La preuve, c'est que bien des voix anonymes, de tout genre et de tout âge, n'ont aucun mal à l'avouer : oui, elles ont pu goûter à ce sésame qu'est "l'expérience CDI". L'ont apprécié, au début. Puis ensuite, plus du tout. Et lorsqu'il s'est agit de mettre les voiles une bonne fois pour toutes, ces grand·e·s déçu·e·s ont éprouvé un énorme soulagement. De la peur, bien sûr. Mais aussi une douce impression de liberté. Que l'on se rassure : l'on peut très bien quitter son CDI, et s'en réjouir. Et vous êtes nombreux·ses à nous expliquer pourquoi.
Lorsque l'on s'échappe enfin de la vie d'étudiant·e, le CDI apparaît comme un "lifegoal" : l'objectif d'une vie. La suite logique des choses et, en même temps, une tête piquée dans le grand bain. C'est ce que m'explique Bruno, 28 ans, hier encore tout content de s'installer au soleil - au sein d'un bureau d'étude en ingénierie aéroportuaire. A ses yeux, le CDI était le symbole de la réussite, "et surtout de la stabilité". Comme une zone de confort appliquée au monde du travail : un endroit rassurant et sécurisant. Avec, à la clé, la possibilité de louer un appart et d'obtenir un crédit. Il faudrait être zinzin pour dire "merci, mais non merci". Alors, comment expliquer ce choix ?

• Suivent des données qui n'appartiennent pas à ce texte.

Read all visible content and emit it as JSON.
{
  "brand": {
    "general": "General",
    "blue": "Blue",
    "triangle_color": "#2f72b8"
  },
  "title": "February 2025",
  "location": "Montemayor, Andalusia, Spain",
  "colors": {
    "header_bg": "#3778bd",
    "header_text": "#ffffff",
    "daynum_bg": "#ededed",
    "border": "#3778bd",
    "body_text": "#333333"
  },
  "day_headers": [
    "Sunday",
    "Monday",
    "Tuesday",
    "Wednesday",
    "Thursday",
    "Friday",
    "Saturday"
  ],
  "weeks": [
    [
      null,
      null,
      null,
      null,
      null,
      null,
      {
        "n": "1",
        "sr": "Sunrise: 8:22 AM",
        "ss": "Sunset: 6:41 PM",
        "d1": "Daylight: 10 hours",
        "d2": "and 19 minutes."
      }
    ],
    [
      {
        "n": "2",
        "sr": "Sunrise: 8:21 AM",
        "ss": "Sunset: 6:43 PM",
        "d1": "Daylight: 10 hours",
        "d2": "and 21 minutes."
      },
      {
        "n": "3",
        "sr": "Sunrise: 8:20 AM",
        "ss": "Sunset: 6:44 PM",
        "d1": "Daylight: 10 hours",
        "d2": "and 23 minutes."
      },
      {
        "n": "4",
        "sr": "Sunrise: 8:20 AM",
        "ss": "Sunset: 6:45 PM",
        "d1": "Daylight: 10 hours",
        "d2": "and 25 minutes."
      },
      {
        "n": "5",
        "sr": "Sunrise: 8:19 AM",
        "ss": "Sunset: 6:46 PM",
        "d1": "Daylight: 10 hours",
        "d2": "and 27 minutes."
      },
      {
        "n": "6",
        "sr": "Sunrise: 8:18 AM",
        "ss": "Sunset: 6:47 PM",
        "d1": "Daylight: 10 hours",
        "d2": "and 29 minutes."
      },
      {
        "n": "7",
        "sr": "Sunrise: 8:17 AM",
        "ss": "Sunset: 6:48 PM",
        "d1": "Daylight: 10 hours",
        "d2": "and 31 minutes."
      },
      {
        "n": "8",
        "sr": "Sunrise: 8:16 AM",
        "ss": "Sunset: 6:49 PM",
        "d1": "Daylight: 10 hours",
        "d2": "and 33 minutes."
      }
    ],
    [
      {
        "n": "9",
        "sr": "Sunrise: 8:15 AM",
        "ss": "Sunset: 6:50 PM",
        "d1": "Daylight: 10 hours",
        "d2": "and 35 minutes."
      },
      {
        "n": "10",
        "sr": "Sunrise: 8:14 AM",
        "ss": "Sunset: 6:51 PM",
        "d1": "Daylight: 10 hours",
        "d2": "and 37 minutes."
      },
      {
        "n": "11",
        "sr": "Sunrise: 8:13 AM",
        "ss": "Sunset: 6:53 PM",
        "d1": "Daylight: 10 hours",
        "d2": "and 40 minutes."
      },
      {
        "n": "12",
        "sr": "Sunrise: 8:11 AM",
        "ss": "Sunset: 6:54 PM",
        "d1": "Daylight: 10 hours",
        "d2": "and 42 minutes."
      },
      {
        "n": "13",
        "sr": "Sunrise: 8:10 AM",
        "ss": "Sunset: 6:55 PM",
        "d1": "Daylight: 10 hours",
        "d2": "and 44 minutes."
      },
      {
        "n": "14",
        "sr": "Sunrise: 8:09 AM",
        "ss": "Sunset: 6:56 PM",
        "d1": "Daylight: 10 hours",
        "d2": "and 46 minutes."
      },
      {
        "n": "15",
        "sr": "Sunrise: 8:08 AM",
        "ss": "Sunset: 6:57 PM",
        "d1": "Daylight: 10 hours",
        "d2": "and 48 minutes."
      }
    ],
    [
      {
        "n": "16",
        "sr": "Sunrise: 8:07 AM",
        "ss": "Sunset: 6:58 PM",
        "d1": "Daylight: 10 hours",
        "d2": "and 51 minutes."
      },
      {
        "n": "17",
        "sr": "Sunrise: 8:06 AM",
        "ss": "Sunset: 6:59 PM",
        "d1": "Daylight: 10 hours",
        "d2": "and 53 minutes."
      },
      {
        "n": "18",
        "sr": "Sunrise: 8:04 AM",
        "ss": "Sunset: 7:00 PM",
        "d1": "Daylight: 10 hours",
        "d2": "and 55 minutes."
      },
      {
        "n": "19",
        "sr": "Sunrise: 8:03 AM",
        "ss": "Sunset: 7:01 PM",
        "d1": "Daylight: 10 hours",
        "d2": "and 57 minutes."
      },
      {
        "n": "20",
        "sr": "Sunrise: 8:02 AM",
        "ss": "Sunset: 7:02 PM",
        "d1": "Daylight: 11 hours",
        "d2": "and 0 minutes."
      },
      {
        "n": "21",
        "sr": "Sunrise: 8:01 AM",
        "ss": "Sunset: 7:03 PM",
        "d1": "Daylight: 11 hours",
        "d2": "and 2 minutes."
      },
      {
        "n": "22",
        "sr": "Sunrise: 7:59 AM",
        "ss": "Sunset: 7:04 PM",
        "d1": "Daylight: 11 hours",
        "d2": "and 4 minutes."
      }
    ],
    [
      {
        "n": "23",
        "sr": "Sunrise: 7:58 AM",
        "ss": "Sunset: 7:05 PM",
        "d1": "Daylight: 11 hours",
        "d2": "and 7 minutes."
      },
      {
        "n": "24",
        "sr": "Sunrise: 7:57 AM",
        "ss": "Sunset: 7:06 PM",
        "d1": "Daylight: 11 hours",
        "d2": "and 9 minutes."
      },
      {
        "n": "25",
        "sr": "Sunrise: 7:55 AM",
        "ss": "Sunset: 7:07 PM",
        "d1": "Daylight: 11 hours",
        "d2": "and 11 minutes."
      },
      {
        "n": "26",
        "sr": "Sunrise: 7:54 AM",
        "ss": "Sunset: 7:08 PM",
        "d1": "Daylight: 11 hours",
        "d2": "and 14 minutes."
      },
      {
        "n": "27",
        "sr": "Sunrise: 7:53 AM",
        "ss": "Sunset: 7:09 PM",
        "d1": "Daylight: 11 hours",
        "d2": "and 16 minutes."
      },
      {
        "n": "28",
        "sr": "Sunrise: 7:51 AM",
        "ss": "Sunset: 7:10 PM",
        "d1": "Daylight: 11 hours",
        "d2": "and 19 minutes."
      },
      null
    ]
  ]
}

Spoiler alert : les raisons sont aussi nombreuses que les contrats. Mais elles convergent toutes vers une chose : la frustration. Celle de Yoan, quasi-quadra aux vingt ans de "vie active", qui, conseiller clientèle à EDF, se souvient avoir déchanté quand, d'agence à taille humaine, son lieu de travail s'est transformé en vaste open space à 66 personnes, avec plateaux d'appels. Beaucoup de téléphones, mais peu d'écoute et d'empathie. "Une vraie souffrance", se souvient-il. C'est encore Karine, pré-trentenaire restée trois ans au sein d'une start-up du secteur des Telecom, qui a eu l'impression, elle aussi, de voir sa motivation s'écrouler. Aucune évolution au sein de l'entreprise, une confiance décroissante de la part de son responsable, des projets qui n'avancent pas, aucune once de responsabilité stimulante. Bien sûr, elle a tenté d'endosser le rôle de la "jeune active dynamique". Lasse.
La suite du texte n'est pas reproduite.